The fair values of the Company's derivative assets and liabilities that qualify as cash flow hedges in the Balance Sheets were as follows:
| | | | | | | | | | | | | | |
(in thousands) | | July 31, 2022 | | January 30, 2022 |
Interest rate swap agreement | | $ | 2,152 | | | $ | 62 | |
Foreign currency forward contracts | | 539 | | | — | |
Total other current assets | | $ | 2,691 | | | $ | 62 | |
| | | | |
Interest rate swap agreement | | $ | — | | | $ | 167 | |
Total other long-term assets | | $ | — | | | $ | 167 | |
| | | | |
Foreign currency forward contracts | | $ | (42) | | | $ | — | |
| | | | |
Total accrued liabilities | | $ | (42) | | | $ | — | |
| | | | |
| | | | |
| | | | |
| | | | |
During the fourth quarter of fiscal year 2021, the Company entered into an economic hedge program that uses total return swap contracts to hedge the market risk associated with the unfunded portion of the Company's deferred compensation liability. The total return swap contracts generally have a duration of one month and are rebalanced and re-hedged at the end of each monthly term.

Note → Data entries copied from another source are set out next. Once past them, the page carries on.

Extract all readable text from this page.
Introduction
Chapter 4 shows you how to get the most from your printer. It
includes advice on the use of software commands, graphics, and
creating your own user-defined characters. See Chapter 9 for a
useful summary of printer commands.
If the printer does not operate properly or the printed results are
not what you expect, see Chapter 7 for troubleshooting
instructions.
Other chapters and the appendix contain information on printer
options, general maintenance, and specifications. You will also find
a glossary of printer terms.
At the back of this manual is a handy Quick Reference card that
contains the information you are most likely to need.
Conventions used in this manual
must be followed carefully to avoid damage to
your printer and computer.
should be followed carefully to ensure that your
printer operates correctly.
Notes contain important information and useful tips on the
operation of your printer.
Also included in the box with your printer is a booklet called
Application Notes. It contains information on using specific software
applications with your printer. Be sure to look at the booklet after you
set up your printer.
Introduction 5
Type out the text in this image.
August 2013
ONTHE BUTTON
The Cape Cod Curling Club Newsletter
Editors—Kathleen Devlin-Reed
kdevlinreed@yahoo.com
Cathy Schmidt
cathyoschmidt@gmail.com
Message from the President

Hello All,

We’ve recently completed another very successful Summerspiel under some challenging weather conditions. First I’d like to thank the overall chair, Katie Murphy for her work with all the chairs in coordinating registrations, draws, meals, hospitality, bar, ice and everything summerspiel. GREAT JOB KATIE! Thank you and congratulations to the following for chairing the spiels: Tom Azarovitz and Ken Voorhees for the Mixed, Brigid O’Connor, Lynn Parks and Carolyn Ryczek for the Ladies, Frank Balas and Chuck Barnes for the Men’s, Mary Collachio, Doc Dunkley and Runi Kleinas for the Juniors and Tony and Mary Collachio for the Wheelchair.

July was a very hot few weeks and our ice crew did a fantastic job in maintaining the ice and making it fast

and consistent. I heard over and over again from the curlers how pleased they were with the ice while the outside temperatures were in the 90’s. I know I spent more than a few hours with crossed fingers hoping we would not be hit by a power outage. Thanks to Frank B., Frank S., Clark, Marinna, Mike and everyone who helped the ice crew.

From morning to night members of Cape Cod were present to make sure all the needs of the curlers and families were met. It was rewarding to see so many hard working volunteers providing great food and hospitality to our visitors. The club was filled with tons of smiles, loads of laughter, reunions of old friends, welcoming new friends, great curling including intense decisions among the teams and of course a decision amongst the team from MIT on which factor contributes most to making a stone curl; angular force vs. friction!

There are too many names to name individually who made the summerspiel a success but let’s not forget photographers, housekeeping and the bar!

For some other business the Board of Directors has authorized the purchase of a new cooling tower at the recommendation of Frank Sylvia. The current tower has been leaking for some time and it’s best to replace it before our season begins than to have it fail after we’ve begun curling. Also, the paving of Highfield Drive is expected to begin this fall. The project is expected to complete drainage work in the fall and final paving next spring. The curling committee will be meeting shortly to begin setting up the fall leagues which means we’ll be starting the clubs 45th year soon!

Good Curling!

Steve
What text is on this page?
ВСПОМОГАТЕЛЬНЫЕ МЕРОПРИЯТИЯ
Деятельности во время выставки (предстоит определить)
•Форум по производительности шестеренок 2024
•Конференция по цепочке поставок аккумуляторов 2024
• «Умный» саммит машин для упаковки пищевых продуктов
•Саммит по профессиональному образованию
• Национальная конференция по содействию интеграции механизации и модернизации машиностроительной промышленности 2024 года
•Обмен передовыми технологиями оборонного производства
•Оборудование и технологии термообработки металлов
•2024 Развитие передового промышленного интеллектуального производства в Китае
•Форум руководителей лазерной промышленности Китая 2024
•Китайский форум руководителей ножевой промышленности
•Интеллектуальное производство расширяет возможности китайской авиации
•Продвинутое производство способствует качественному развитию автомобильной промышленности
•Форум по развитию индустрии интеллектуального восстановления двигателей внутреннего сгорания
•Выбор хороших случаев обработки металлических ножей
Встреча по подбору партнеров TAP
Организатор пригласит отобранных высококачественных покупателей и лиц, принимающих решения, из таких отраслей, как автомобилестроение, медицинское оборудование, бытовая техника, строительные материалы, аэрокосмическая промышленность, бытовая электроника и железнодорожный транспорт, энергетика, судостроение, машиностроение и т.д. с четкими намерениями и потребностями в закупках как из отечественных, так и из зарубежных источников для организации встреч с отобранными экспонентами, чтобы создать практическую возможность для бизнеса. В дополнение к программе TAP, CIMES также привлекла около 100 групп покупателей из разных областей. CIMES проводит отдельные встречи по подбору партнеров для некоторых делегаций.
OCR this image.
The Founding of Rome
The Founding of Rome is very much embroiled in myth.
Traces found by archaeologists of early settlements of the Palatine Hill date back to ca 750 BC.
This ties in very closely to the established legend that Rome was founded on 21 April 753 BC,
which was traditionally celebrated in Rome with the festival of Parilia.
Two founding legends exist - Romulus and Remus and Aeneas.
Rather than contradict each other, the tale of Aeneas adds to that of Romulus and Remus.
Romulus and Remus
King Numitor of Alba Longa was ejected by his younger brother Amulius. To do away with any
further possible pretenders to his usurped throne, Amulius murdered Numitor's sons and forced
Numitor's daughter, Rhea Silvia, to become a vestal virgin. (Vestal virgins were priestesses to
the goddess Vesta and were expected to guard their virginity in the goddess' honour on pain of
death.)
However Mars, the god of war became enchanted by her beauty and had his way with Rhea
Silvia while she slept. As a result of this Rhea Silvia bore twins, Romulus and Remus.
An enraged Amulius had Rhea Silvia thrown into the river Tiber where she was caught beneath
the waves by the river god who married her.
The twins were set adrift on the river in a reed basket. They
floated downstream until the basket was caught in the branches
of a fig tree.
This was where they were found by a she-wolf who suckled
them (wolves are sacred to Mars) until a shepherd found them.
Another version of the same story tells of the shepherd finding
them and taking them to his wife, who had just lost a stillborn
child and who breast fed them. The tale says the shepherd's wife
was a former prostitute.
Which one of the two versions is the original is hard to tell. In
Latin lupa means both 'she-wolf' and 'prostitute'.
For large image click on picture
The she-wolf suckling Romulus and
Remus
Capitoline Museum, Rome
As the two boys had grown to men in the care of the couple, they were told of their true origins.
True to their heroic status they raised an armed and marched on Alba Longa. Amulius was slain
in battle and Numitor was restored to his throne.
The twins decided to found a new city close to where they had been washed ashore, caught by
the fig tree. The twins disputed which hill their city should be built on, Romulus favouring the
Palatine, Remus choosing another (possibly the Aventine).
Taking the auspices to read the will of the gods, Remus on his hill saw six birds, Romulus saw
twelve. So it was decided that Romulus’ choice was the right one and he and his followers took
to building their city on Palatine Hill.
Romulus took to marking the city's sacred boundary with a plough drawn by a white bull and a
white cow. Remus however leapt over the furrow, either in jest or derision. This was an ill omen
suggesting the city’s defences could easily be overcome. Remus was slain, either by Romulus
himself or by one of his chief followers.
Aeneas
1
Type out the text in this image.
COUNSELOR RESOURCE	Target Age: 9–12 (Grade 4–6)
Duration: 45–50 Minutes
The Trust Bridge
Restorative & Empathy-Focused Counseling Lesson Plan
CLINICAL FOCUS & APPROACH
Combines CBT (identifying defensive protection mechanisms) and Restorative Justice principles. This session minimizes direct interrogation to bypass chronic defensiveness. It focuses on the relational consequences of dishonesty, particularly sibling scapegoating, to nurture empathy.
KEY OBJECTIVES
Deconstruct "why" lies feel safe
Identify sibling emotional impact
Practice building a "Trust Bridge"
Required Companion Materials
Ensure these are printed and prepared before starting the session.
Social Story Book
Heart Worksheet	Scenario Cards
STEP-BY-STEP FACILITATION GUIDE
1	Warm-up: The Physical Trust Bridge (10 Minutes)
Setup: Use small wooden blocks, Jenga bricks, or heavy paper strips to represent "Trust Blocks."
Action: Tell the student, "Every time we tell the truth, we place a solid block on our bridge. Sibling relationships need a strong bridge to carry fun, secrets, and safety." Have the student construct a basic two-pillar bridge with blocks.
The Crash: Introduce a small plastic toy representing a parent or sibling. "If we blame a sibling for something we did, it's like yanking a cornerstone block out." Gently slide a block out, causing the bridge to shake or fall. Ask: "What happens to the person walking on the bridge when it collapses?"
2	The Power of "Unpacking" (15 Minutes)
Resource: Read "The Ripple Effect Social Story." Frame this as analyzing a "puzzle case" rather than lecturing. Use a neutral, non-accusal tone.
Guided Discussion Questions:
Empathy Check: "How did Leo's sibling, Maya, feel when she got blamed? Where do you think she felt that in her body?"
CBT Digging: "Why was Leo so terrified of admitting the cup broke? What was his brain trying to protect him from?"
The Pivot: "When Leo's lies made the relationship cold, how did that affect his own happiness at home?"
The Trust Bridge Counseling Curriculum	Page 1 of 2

While the total returns swap contracts are treated as economic hedges, the Company has not designated them as hedges for accounting purposes. The total return swap contracts are measured at fair value and recognized in the Balance Sheets in "Accrued Liabilities" if the instruments are in a loss position and in "Other Current Assets" if the instruments are in a gain position. Unrealized gains and losses, as well as realized gains and losses for settlements, on the total return swap contracts are recognized in "Selling, general and administrative expenses" in the Statements of Income. As of July 31, 2022, the notional value of the total return swap contracts was $5.1 million and the fair value resulted in an asset of $0.4 million. As of January 30, 2022, the notional value of the total return swap contracts was $7.8 million and the fair value resulted in a liability of $0.3 million. The total return swap contracts resulted in a net gain recognized in earnings of $0.1 million for the three months ended July 31, 2022, compared to a net gain recognized in earnings of $0.6 million for the three months ended August 1, 2021. The total return swap contracts resulted in a net loss recognized in earnings of $0.4 million for the six months ended July 31, 2022, compared to a net gain recognized in earnings of $1.6 million for the six months ended August 1, 2021.
Note 17: Subsequent Event
Proposed Transaction with Sierra Wireless, Inc.
Arrangement Agreement
On August 2, 2022, the Company entered into the Arrangement Agreement to acquire Sierra Wireless in an all-cash transaction representing total purchase consideration of approximately $1.2 billion. See Note 2, Acquisition and Divestiture, for additional information.
Debt Commitment Letter
In connection with the entry into the Arrangement Agreement, the Company entered into the Commitment Letter with JPM. See Note 9, Long-Term Debt, for additional information.